In its attempts to "freeze" history, structuralism as practised by Lévi-Strauss was an essentially conservative enterprise, befitting the postwar stasis of de Gaulle's France and the nation's minimised influence on world affairs. Responding to Lévi-Strauss's attacks on existentialism, Jean-Paul Sartre - whom Wilcken's book playfully depicts as Lévi-Strauss's structural binary - referred to structuralism as "the last barrier that the bourgeoisie can still erect against Marx." Indeed, the removal of human choice from an all-encompassing theory of social arrangement leaves little room for political manoeuvring. Lévi-Strauss, who retreated to the laboratory for most of his career, would hardly disagree. Despite his youthful commitment to Marxism, he would eventually describe political thinking as "an essentially emotional attitude" that had nothing to do with his intellectual work. The revolutionary activities of May 1968 were, for Lévi-Strauss, "repugnant." He even refused to align his obvious interest in underrepresented cultures (and his belief that "primitive" peoples shared the intellectual curiosities of their western counterparts) with a commitment to multiculturalism; in an address to a 1971 Unesco conference on combating racism, he argued, per Wilcken, "that a degree of cultural superiority, even antipathy, between groups was necessary to maintain a distance that would preserve customs and ideas otherwise degraded through contact." Ever courting controversy, he had no problem dismissing Islam as somehow inferior. In 1979, he voted against admitting women to the Academie Francaise. When appearing in televised interviews, Lévi-Strauss displayed a gift for translating difficult concepts into simple terms, but for his academic colleagues he became an intellectual and political curmudgeon.
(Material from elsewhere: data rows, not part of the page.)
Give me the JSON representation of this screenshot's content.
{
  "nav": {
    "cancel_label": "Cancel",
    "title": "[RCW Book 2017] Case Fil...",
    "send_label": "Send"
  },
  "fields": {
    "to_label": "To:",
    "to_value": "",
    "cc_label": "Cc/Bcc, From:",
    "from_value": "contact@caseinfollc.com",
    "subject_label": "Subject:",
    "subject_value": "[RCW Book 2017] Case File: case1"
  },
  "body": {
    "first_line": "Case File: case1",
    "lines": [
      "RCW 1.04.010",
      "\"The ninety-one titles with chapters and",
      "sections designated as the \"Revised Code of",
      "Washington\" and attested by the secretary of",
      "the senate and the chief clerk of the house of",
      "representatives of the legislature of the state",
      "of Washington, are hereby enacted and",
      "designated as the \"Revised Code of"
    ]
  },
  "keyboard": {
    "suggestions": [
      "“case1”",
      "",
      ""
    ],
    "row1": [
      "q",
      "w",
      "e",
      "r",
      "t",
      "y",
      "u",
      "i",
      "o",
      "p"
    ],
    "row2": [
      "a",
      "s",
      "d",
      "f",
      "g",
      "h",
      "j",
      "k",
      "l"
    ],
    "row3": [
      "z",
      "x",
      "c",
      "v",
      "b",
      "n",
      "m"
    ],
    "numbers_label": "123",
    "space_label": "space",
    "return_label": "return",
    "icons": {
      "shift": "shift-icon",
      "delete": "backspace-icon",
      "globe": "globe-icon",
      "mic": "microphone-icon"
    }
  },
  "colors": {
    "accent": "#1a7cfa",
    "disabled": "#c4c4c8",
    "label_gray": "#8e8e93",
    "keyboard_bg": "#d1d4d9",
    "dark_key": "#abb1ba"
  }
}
That Lévi-Strauss is no longer a household name, his structuralism having been supplanted by various "post's" and "-isms", is due at least in part to a worldview that, for his biographer, "implied depth, but…often felt more like a skidding along polished glass." Just as crucially, the reclusive Lévi-Strauss refused almost all intellectual communication, despite the fact that he built his own theories on the back of discoveries by others. Those who were influenced by Lévi-Strauss were usually left in the cold. He considered Jacques Lacan a friend, but Lévi-Strauss would claim not to understand the psychoanalyst's theories. When the literary theorist Roland Barthes asked him to write a preface to his epochal S/Z, Lévi-Strauss replied with a mocking parody of structuralist analysis. In short, he wanted no peers. As a result, "essentially Lévi-Strauss ended up as a one-man school, peddling a type of analysis that had become so utterly idiosyncratic that it was impossible to build on." Though he remained sceptical about the worth of an individual, Lévi-Strauss served as the only safeguard of his own system. Perhaps by necessity, he outlived all his critics.

Akiva Gottlieb is a contributor to The Nation and the Los Angeles Times.